NSF and BMBF will accept proposals for US-German collaborative research in computational neuroscience in November, 2009. Collaborating investigators at German and US institutions may submit proposals for joint research projects describing research objectives and plans, and strategies for exchange of scientists, results, data, and modeling tools. Computational neuroscience is inclusively defined, encompassing a broad range of computational and biological goals and approaches. Collaborations are expected to leverage complementary expertise, enabling the collaborating investigators to pursue innovative research approaches and make significant advances on important and challenging problems. Proposals will be evaluated according to their intellectual merit, broader impacts, and the quality and value of the international collaboration. NSF and BMBF will implement a joint evaluation, with reviewers identified by both organizations.
Proposal budgets should include travel funds for the PI to attend an annual symposium, in either the United States or Germany, to exchange views about the ongoing research activities and their results, and to ensure close links and intensive communication between research groups. Other German and US researchers, other international guests, doctoral students, and post-doctoral researchers will also be included in these events. The US components of joint research projects selected for funding will be funded under the Collaborative Research in Computational Neuroscience program, a joint program between NSF and NIH; the German components will be funded by BMBF.
Activities aimed at exploring new German-US collaborations, such as planning visits or student exchange, are also encouraged. Investigators who are interested in such activities are encouraged to contact the agency representatives listed below by September 30, 2009.

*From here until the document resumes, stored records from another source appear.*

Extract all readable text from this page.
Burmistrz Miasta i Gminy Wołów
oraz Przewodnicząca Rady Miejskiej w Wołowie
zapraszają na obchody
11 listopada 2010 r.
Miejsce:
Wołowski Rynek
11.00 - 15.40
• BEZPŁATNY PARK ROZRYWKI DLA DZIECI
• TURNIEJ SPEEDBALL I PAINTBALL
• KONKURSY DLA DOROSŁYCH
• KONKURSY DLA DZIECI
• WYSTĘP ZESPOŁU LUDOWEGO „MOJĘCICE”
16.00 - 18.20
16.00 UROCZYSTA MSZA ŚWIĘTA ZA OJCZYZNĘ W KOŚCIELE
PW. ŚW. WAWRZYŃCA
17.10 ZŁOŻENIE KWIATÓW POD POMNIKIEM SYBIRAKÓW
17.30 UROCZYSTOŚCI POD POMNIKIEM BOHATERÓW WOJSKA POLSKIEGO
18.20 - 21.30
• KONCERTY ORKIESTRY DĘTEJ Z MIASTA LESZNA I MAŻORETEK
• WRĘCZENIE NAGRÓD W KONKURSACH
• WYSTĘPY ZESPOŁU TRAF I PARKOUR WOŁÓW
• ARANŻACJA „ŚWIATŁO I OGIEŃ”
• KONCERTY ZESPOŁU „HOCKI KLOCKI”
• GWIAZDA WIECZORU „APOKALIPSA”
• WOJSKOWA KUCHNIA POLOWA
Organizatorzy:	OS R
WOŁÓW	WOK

To apply for funding for US-German joint research projects, German and US investigators should submit proposals with identical project descriptions to NSF and BMBF as follows:
- The proposal to NSF should be submitted according to the guidelines of NSF solicitation 08-514: Collaborative Research in Computational Neuroscience by the deadline date of November 17, 2009. Proposal titles should begin with the phrase, “US-German Collaboration.” The NSF proposal should be submitted by the US partner in the collaboration. Budget pages for the German partner should be submitted as a supplementary document.
Dr. Kenneth Whang
Division of Information and Intelligent Systems
National Science Foundation
Arlington VA 22230
Tel.: +1 (703) 292-5149
Fax: +1 (703) 292-9073
- The proposal to BMBF should be submitted to the project management organization Projektträger im DLR für das BMBF
& 53227 Bonn
Dr. Rainer Girgenrath
Applicants are urged to contact the project management organization for advice on applications. The organization will provide further information and details. Forms for funding applications, guidelines, leaflets, information and auxiliary terms and conditions are available on the Internet at http://www.foerderportal.bund.de/ or can be obtained from the project management organization. Applicants are strongly advised to use the electronic application system "easy" to draft (project outlines and) formal applications (http://www.foerderportal.bund.de/). Collaborating investigators in US-German joint projects selected for funding will provide assurance to BMBF that a cooperation agreement, covering issues including intellectual property, has been established.